Today’s piece of "classic scholarship" was published in Public Choice in 2003. The authors, Jeffrey Haymond and James E. West, took a public-choice perspective on the class action, arguing that class actions are basically a wealth-transfer from corporations to plaintiffs’ lawyers. (In this case, it’s not something that class-action lawyers should take personally. Public choice theory tends to treat any movement of money as a "wealth transfer." Taxes are a wealth transfer. So are campaign donations.) As they put it:

[A]n examination of class action lawsuits leads to a similar model of extortion, not political but legal extortion. In this theory, trial lawyers have obtained a conditional property right to impose costs via the class action lawsuit. They have obtained this right bypassing the bar (whereby government restricts competition from others).

This was hardly the first article to argue that class actions were a form of "legal extortion" (by threatening costly litigation), but it was one of the first to actually describe the mechanisms by which the economic pressure occurs before certification. The lawyers also offered an argument for why a legislature (the usual subject of public-choice analysis) would delegate the collection of this wealth transfer to private lawyers rather than hold onto it themselves:

Trial lawyers have contributed handsomely to politicians, especially those supportive of plaintiff’s right to sue.

In addition, when private parties pay for the right to extract private rents, the extraction is one step removed from the political realm, making it easier for politicians to avoid blame in the aftermath of egregious verdicts.

These arguments have been well-rehearsed over the years. (And, to some degree, they have been ameliorated by legal reforms such as the enactment of CAFA, which reduced the potential problems from some elected state-court judges who might favor–consciously or unconsciously–plaintiffs who had contributed to their campaigns.) Nonetheless, the article is still worth a read, if only for its empirical work on what happens when a company is "threatened" (by press release or complaint) with a class action.

[T]he change in daily rate of return when the threat of a class action lawsuit was issued is negative and highly significant across both model specifications and all three event window durations, all well above the 99% level of significance. We found that most of the individual firms had a negative return when the threat of a class action lawsuit was issued, with around 70% of the cases in each treatment being negative. In short, we find the data consistent with Hypothesis 1 as described above.
Given the strong results … it appears that on average a statistically significant reduction in return is observed when the threat of a class action lawsuit is issued. Whether our data is more consistent with legal rent extraction or a public interest hypothesis is determined by whether or not a significant increase in return of sufficient size is observed when the threat is retracted.

It is this research that keeps the article relevant even today. Among other things, it suggests that class counsel in securities cases who engage in publicity when filing their lawsuits may in fact be harming the interests of the same investors that they claim to protect.

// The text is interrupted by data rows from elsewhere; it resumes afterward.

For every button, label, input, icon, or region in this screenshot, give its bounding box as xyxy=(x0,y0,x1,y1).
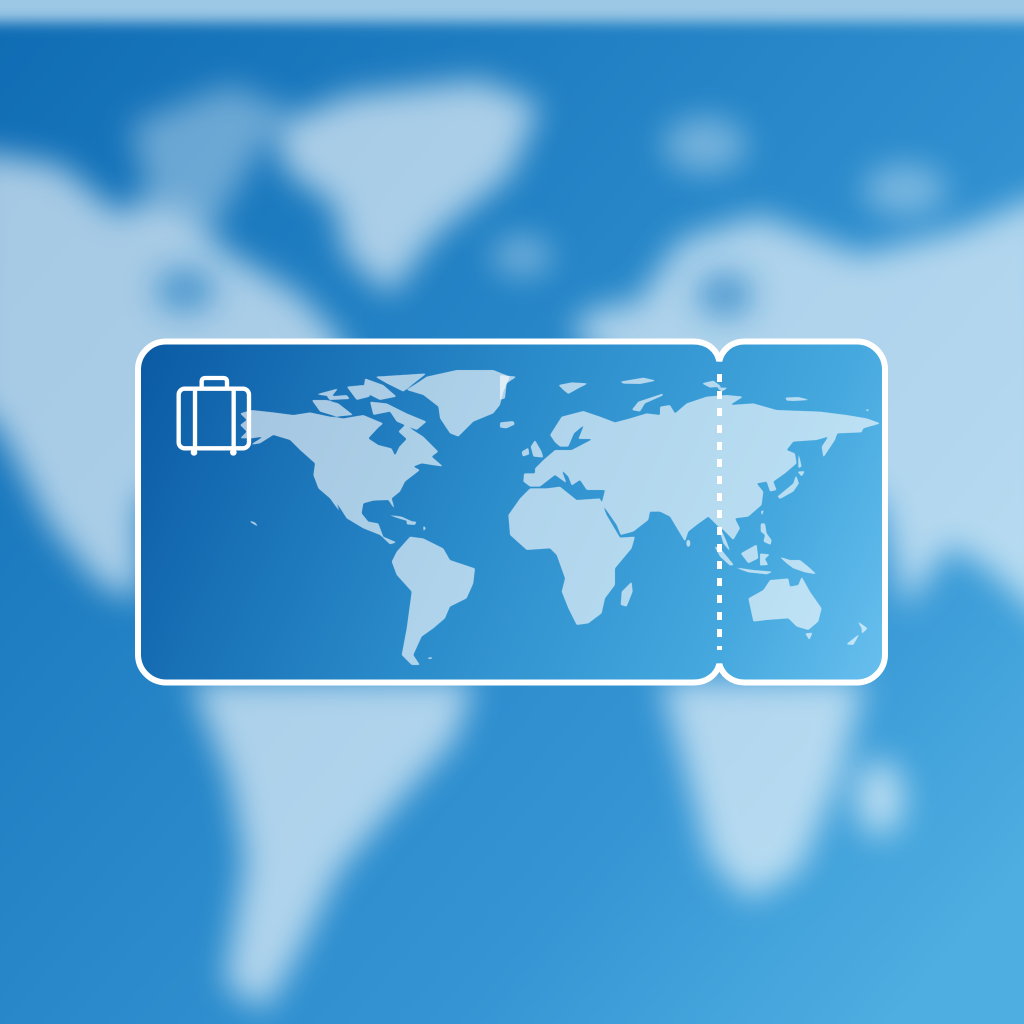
ticket shape xyxy=(138,342,885,682)
ticket perforation line xyxy=(717,374,722,650)
faint blurred islands xyxy=(130,85,947,276)
Tasmania xyxy=(805,633,813,640)
Falklands and small Pacific islands xyxy=(249,520,474,665)
New Guinea xyxy=(779,557,817,574)
New Zealand xyxy=(846,621,868,645)
world map: Americas and Greenland xyxy=(240,370,510,665)
Sakhalin and Japan xyxy=(777,452,805,499)
top light band xyxy=(0,0,1024,22)
British Isles xyxy=(522,440,543,458)
Canadian Arctic islands xyxy=(312,373,427,430)
Taiwan and Philippines xyxy=(761,510,772,545)
Eurasia xyxy=(523,395,881,552)
world map: Europe, Africa, Asia, Oceania xyxy=(500,375,881,645)
Australia xyxy=(748,577,822,630)
Sri Lanka xyxy=(686,540,690,547)
Iceland and Greenland tip xyxy=(500,375,517,428)
suitcase icon xyxy=(179,378,249,454)
North America xyxy=(240,410,443,544)
Greenland xyxy=(407,370,510,437)
Africa xyxy=(508,487,635,625)
Madagascar xyxy=(621,582,633,607)
Novaya Zemlya xyxy=(632,393,663,412)
Caribbean islands xyxy=(386,514,426,532)
ticket outline xyxy=(138,342,885,682)
South America xyxy=(392,537,475,665)
Arctic islands xyxy=(558,378,869,411)
blurred dark seas xyxy=(155,268,753,317)
Southeast Asian islands xyxy=(714,544,773,574)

Important disclaimer (which I may not include often enough): just as every population has a little rogue in it, so does every population have conscientious and hardworking folk.  I met many of these among the state judge population recently at the annual meeting of the American College of State Court Business Judges.  I have also been lucky to correspond with a number of conscientious, hardworking, and honest plaintiffs’ lawyers in the past year.